Die Brutalität der Bürokratie

In seinem neuen Buch „Insel der Kannibalen“ erinnert der französische Historiker Nicolas Werth an eines der erschütterndsten Kapitel des Stalinismus: die Verschleppung der „Kulaken“

Das „Schwarzbuch des Kommunismus“ (1998) war ein weitgehend misslungenes Projekt. Doch: Der Beitrag des französischen Historikers Nicolas Werth über den Stalinismus gehört seitdem zum Fundiertesten, was zu diesem Thema geschrieben wurde. In seinem neuesten Buch zeigt der Autor nun an einem Verbrechen aus dem Jahr 1933, wozu die stalinistische Manie der Kontrolle und eine gnadenlos gewaltbereite Bürokratie in der Lage waren.

Am Anfang stand im Februar 1933 ein „großartiger Plan“ von Genrich Jagoda, dem Leiter der politischen Polizei, und Matwej Berman, dem Chef der Gulag-Verwaltung. Danach sollten „die antisowjetischen Elemente“ und die Bauern („Kulaken“), die trotz der brutalen Repressionswelle von 1930 der Kollektivierung immer noch widerstrebten, aus den großen Städten nach Westsibirien deportiert werden. Dort würden sie in bewachte „Sondersiedlungen“ einquartiert, um die unwirtliche Gegend land- und forstwirtschaftlich nutzbar zu machen.

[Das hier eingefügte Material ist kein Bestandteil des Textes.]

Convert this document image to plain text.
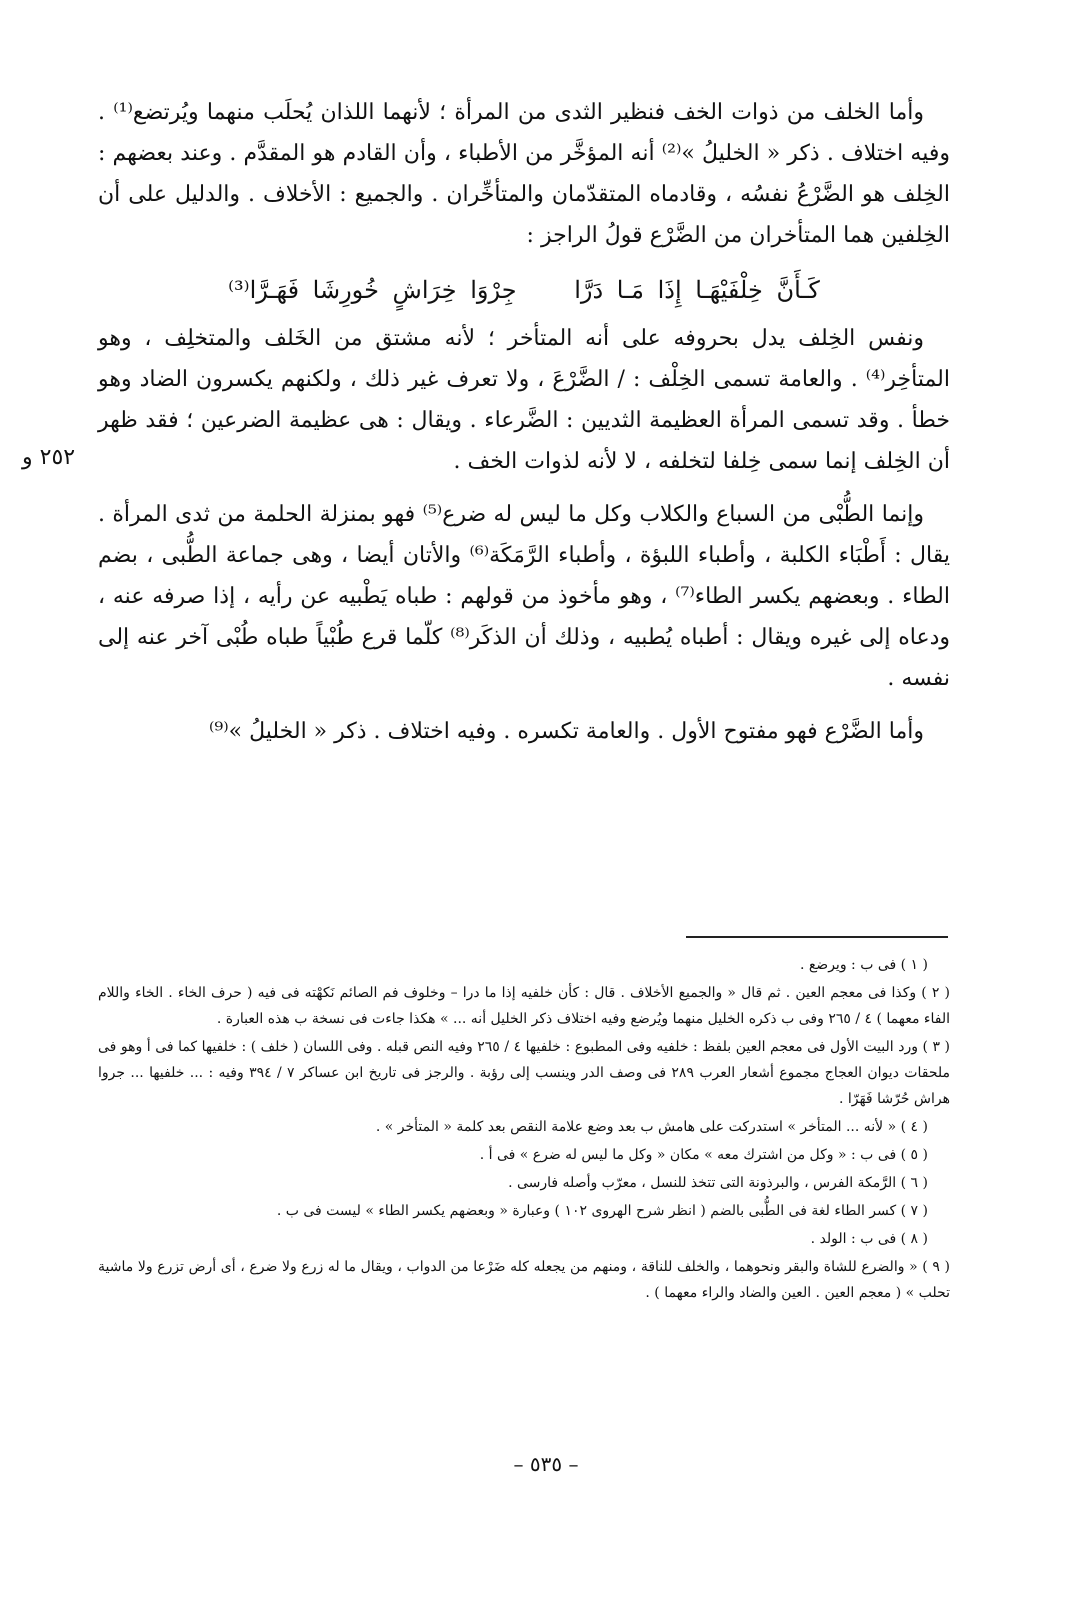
وأما الخلف من ذوات الخف فنظير الثدى من المرأة ؛ لأنهما اللذان يُحلَب منهما ويُرتضع⁽¹⁾ . وفيه اختلاف . ذكر « الخليلُ »⁽²⁾ أنه المؤخَّر من الأطباء ، وأن القادم هو المقدَّم . وعند بعضهم : الخِلف هو الضَّرْعُ نفسُه ، وقادماه المتقدّمان والمتأخِّران . والجميع : الأخلاف . والدليل على أن الخِلفين هما المتأخران من الضَّرْع قولُ الراجز :

كَـأَنَّ خِلْفَيْهَـا إِذَا مَـا دَرَّا جِرْوَا خِرَاشٍ خُورِشَا فَهَـرَّا⁽³⁾

ونفس الخِلف يدل بحروفه على أنه المتأخر ؛ لأنه مشتق من الخَلف والمتخلِف ، وهو المتأخِر⁽⁴⁾ . والعامة تسمى الخِلْف : / الضَّرْعَ ، ولا تعرف غير ذلك ، ولكنهم يكسرون الضاد وهو خطأ . وقد تسمى المرأة العظيمة الثديين : الضَّرعاء . ويقال : هى عظيمة الضرعين ؛ فقد ظهر أن الخِلف إنما سمى خِلفا لتخلفه ، لا لأنه لذوات الخف .

وإنما الطُّبْى من السباع والكلاب وكل ما ليس له ضرع⁽⁵⁾ فهو بمنزلة الحلمة من ثدى المرأة . يقال : أَطْبَاء الكلبة ، وأطباء اللبؤة ، وأطباء الرَّمَكَة⁽⁶⁾ والأتان أيضا ، وهى جماعة الطُّبى ، بضم الطاء . وبعضهم يكسر الطاء⁽⁷⁾ ، وهو مأخوذ من قولهم : طباه يَطْبيه عن رأيه ، إذا صرفه عنه ، ودعاه إلى غيره ويقال : أطباه يُطبيه ، وذلك أن الذكَر⁽⁸⁾ كلّما قرع طُبْياً طباه طُبْى آخر عنه إلى نفسه .

وأما الضَّرْع فهو مفتوح الأول . والعامة تكسره . وفيه اختلاف . ذكر « الخليلُ »⁽⁹⁾

٢٥٢ و

( ١ ) فى ب : ويرضع .

( ٢ ) وكذا فى معجم العين . ثم قال « والجميع الأخلاف . قال : كأن خلفيه إذا ما درا – وخلوف فم الصائم نَكهْته فى فيه ( حرف الخاء . الخاء واللام الفاء معهما ) ٤ / ٢٦٥ وفى ب ذكره الخليل منهما ويُرضع وفيه اختلاف ذكر الخليل أنه ... » هكذا جاءت فى نسخة ب هذه العبارة .

( ٣ ) ورد البيت الأول فى معجم العين بلفظ : خلفيه وفى المطبوع : خلفيها ٤ / ٢٦٥ وفيه النص قبله . وفى اللسان ( خلف ) : خلفيها كما فى أ وهو فى ملحقات ديوان العجاج مجموع أشعار العرب ٢٨٩ فى وصف الدر وينسب إلى رؤبة . والرجز فى تاريخ ابن عساكر ٧ / ٣٩٤ وفيه : ... خلفيها ... جروا هراش حُرّشا فَهَرّا .

( ٤ ) « لأنه ... المتأخر » استدركت على هامش ب بعد وضع علامة النقص بعد كلمة « المتأخر » .

( ٥ ) فى ب : « وكل من اشترك معه » مكان « وكل ما ليس له ضرع » فى أ .

( ٦ ) الرَّمكة الفرس ، والبرذونة التى تتخذ للنسل ، معرّب وأصله فارسى .

( ٧ ) كسر الطاء لغة فى الطُّبى بالضم ( انظر شرح الهروى ١٠٢ ) وعبارة « وبعضهم يكسر الطاء » ليست فى ب .

( ٨ ) فى ب : الولد .

( ٩ ) « والضرع للشاة والبقر ونحوهما ، والخلف للناقة ، ومنهم من يجعله كله ضَرْعا من الدواب ، ويقال ما له زرع ولا ضرع ، أى أرض تزرع ولا ماشية تحلب » ( معجم العين . العين والضاد والراء معهما ) .

– ٥٣٥ –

Der ökonomische Hintergrund erklärt die Motive für den monströsen Plan: Nach der Missernte von 1932 herrschte im Frühjahr 1933 in weiten Teilen der Sowjetunion eine Hungersnot, die so viele Menschen in die Städte trieb, dass den Bauern am 23. Januar 1933 verboten wurde, Eisenbahnfahrkarten zu kaufen. Werth schildert, wie Jagoda und Berman zudem mit neuen Inlandspässen alle schon in die Städte geflohenen Menschen sowie die verarmte städtische Unterschicht überprüfen wollten. Wer nicht den willkürlichen Aufenthaltskriterien entsprach, sollte nach Westsibirien verschickt werden. Auf dem Land stiegen gleichzeitig der Kollektivierungs- und Abgabendruck auf die Bauern und damit die Zahl renitenter „Kulaken“.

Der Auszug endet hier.